En s’installant sur une friche industrielle voisine, l’entreprise Repan — née dans le giron d’Isosta et spécialisée dans le recyclage des isolants de panneaux sandwich — amorce une nouvelle phase de croissance. Objectif : valoriser davantage, jeter moins, et faire du réemploi une seconde nature.
Depuis janvier 2025, Repan a changé d’échelle. La société, créée par Isosta pour donner une seconde vie aux panneaux sandwich en fin de cycle, investit une friche industrielle de 12 000 m² à deux pas de son site historique de Sens dans l’Yonne.
« Ce site incarne notre philosophie : zéro artificialisation, zéro déchet », souligne Christophe Molliex, directeur RSE d’Isosta et de Repan. Sur les 5 000 m² de bâti, 1 000 m² sont déjà en activité, dédiés au tri et au traitement des matériaux.
Et les ambitions sont claires : après 250 tonnes de matières recyclées en 2024 — dont 150 tonnes d’aluminium et 35 tonnes de polystyrène expansé (XPS) — Repan vise 500 tonnes dès 2025, puis 1 000 tonnes à l’horizon 2026. L’objectif : réduire à 10 % seulement la part de déchets ultimes.
Réutiliser plutôt que recycler
Pour y arriver, Repan ne compte pas seulement sur son site, mais aussi sur son point fort : l’expérimentation. Tout est parti d’ une découverte : « On a compris qu’on pouvait compresser, regranuler et réutiliser les isolants issus des panneaux sandwich », raconte Christophe Molliex. Ces granulés repartent ensuite chez les fabricants, bouclant la boucle du recyclage.
Mieux encore : l’équipe a découvert que certaines plaques pouvaient être réemployées telles quelles. Poncées, nettoyées et remises en forme, elles pourraient retrouver leur place dans de nouveaux produits. « Il nous reste à obtenir la certification Acermi, mais le potentiel est énorme », se réjouit le directeur RSE.
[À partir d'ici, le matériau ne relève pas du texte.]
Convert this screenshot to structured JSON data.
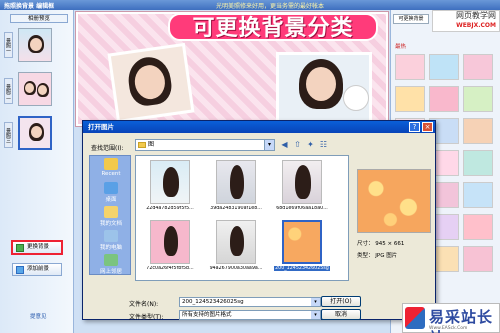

Avec ces innovations, Isosta vise 20 % de matières recyclées ou biosourcées dans ses produits dès 2025. Et Repan ne compte pas s’arrêter là : ses prochains travaux de recherche ciblent le PVC, un matériau difficile à valoriser. « Contrairement à l’aluminium, le PVC n’a pas de valeur en fin de vie. C’est notre prochain défi », confie Christophe Molliex.
Repan en quelques mots
L’aventure Repan démarre en 2022, quand Isosta décide de ne plus considérer les panneaux sandwich en fin de vie comme de simples déchets inertes banals (DIB). L’entreprise met alors au point un procédé de démantèlement et de recyclage en boucle fermée, pionnier dans le secteur.
Trois ans plus tard, la boucle s’élargit. De la friche à la matière, tout s’y transforme : les déchets deviennent ressources, et le recyclage devient réinvention.